Here is a review of the original software in pro audio magazine Sound on Sound.

https://www.soundonsound.com/reviews/ik-multimedia-arc

And a later review when it got a update to V2 back in Oct 2013.

https://www.soundonsound.com/reviews/ik-multimedia-arc-2

 

If running a PC based playback system you could take some room measurements using your current speakers and the software will show you where your problem frequencies are.

You could put your room dimensions into a MODE calculator like the one linked below.

https://amcoustics.com/tools/amroc?l=304&w=260&h=244&r60=0.6

This will give you the basic of where the most problematic modes will occur [this is for a empty room].

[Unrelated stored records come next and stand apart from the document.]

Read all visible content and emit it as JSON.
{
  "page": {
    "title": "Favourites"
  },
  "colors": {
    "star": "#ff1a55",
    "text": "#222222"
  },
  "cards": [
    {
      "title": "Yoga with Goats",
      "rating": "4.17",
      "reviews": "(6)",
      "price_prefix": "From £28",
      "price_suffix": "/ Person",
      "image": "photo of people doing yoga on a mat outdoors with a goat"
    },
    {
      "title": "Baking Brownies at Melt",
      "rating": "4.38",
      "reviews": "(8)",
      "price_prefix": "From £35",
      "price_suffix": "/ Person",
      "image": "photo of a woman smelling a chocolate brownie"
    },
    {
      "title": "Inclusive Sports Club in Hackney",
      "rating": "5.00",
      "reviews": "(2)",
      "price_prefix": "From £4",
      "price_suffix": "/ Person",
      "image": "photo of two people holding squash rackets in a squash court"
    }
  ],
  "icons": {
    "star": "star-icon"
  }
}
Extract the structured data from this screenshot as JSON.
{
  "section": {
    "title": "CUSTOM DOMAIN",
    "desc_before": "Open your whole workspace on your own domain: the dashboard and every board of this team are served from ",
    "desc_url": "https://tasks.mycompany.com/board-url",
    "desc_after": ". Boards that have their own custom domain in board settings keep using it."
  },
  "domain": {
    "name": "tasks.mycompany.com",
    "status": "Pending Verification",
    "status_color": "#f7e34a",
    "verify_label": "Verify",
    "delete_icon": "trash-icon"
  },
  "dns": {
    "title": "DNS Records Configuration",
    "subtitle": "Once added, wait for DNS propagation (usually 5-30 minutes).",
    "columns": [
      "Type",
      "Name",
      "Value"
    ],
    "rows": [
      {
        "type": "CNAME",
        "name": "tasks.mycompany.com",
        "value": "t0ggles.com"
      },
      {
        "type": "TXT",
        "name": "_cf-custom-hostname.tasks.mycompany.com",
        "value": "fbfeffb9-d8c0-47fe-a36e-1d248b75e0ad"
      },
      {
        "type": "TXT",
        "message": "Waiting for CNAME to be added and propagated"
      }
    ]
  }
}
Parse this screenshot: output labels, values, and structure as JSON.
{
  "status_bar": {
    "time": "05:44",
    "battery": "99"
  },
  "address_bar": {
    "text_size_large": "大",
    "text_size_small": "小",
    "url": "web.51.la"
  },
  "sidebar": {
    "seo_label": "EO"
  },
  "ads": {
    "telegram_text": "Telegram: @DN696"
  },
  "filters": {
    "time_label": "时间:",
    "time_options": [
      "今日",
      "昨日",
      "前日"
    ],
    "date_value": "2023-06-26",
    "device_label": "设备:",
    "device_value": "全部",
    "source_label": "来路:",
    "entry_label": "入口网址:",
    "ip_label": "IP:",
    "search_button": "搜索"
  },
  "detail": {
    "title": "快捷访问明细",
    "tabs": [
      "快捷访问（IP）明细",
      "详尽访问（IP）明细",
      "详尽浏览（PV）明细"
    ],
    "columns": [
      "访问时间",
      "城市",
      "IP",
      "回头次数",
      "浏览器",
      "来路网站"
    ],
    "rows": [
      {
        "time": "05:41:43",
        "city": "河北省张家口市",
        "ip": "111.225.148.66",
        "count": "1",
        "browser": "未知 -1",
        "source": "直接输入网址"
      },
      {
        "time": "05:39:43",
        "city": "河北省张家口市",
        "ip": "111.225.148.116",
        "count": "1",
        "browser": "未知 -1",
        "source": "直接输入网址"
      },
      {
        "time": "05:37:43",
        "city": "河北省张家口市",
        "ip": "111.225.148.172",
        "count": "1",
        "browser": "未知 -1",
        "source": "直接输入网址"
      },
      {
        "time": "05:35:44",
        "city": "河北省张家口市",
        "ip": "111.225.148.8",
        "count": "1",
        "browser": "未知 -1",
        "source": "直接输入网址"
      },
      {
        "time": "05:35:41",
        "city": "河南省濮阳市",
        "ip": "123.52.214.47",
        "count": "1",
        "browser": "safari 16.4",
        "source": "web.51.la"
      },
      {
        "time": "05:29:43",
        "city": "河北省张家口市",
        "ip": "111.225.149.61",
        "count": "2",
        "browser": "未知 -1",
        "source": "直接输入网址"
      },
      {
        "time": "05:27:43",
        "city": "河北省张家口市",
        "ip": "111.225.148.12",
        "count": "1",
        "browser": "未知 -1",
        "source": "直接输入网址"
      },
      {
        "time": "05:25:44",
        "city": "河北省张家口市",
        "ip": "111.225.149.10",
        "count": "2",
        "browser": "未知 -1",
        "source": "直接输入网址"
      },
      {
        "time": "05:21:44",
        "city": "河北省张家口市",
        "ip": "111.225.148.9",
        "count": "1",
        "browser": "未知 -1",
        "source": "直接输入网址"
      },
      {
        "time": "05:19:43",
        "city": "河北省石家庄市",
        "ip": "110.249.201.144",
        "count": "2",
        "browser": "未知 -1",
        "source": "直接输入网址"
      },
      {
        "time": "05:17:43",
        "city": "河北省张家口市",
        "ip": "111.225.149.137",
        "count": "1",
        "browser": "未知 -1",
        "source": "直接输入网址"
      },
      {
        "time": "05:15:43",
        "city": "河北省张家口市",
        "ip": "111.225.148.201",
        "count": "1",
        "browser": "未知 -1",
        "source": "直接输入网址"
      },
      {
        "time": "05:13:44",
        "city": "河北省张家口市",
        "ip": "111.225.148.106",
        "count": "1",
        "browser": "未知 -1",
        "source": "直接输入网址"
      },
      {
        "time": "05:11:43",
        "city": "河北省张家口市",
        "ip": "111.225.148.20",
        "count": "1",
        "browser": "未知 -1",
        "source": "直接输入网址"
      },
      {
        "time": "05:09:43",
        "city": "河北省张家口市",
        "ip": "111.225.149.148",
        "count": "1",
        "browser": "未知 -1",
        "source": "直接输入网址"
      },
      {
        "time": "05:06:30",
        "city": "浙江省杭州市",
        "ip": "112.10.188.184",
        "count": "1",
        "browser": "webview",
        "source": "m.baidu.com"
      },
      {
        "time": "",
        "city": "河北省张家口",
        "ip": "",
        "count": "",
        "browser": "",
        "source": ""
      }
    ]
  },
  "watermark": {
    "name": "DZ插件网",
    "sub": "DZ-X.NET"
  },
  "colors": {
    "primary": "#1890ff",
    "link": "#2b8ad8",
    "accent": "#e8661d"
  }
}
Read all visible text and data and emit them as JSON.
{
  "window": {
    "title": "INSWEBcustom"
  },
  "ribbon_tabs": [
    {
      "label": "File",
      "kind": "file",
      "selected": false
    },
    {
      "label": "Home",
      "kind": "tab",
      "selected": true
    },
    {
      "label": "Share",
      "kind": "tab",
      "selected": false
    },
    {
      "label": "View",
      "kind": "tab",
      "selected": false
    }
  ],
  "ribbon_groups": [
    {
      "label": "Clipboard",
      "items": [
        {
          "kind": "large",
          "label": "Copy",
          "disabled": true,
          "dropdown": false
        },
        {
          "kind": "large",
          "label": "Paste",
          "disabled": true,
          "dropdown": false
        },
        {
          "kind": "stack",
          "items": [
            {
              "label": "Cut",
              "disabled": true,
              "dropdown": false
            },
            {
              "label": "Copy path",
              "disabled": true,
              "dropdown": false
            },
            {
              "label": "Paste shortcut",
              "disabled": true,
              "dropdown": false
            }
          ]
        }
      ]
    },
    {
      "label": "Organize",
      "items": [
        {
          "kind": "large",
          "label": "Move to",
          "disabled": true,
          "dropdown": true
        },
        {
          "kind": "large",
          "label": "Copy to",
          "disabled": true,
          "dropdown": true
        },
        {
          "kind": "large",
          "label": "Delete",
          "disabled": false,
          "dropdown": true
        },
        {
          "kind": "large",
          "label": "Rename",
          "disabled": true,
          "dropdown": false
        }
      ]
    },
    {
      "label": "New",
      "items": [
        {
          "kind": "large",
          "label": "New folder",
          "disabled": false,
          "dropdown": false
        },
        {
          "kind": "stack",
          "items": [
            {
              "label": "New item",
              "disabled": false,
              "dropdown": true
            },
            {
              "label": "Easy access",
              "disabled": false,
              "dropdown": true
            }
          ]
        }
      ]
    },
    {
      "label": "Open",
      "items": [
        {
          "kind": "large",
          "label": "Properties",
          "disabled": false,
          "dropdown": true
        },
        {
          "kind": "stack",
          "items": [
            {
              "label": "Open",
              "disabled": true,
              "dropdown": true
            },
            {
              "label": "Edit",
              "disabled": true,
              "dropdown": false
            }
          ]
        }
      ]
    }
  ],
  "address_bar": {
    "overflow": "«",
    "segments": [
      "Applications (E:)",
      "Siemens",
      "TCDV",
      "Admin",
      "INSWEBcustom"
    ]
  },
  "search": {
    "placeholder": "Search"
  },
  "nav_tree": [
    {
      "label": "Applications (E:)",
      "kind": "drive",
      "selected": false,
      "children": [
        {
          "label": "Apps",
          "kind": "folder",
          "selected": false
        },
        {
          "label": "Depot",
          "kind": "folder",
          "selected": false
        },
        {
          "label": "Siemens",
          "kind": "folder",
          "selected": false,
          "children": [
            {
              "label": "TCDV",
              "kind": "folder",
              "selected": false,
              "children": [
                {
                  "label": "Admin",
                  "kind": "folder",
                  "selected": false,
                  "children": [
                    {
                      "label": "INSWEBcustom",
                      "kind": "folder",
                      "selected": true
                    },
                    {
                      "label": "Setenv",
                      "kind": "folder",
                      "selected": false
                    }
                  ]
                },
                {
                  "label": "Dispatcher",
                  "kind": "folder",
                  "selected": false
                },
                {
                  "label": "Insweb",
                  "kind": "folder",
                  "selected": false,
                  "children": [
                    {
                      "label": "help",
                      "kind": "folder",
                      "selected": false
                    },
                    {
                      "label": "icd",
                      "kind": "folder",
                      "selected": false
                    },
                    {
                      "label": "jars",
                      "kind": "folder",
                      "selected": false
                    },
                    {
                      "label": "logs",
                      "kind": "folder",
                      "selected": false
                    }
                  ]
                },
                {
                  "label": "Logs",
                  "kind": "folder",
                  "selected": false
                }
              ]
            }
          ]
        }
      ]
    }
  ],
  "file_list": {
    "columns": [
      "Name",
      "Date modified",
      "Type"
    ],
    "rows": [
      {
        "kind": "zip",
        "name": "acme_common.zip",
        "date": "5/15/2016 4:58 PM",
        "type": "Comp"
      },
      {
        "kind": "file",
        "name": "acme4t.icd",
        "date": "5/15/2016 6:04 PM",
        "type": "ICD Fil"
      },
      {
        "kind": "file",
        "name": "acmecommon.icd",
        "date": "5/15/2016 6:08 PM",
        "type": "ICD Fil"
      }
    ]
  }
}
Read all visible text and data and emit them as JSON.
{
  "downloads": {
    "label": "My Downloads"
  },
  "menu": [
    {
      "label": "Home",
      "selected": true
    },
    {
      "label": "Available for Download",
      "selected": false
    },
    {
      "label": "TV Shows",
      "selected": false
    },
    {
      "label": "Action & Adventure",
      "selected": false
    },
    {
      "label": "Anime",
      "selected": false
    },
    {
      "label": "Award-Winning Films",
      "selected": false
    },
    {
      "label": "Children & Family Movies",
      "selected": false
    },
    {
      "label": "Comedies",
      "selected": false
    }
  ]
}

Any furnishings, carpet, curtains in the room will all make a actual difference to those bare basic results, this is where the mic and calibration software gives you a far better idea.

 

Then it's hit the internet and read up on building some room treatments [building them is easy, getting the correct batting for Bass traps, and knowing how wide/deep they need to be to be effective against the problem frequencies in YOUR room is another matter.[ light fluffy batting put in the corners with space behind it so the sound hits the wall corners and reflects back into the batting works the best], BUT you need to know the exact problem frequencies, one size does not fit all.

 

Thankfully this stuff is cheap to do, Selex 2400 x 140 x 12 shiplap lining board make a suitable frame work, it's $10 a length from Bunnings.

https://www.bunnings.com.au/selex-2400-x-140-x-12mm-pine-primed-shiplap-lining-board_p0021273

Midrange and high frequency sound treatments are easy, it's always the Bass that's the hard one to treat.

 

I'd get the software and mic, measure your room, then set about building Bass traps for behind your main speakers, re measure the room, rinse and repeat with further room treatments, then when room pretty well acoustically treated, use DSP to fine tune.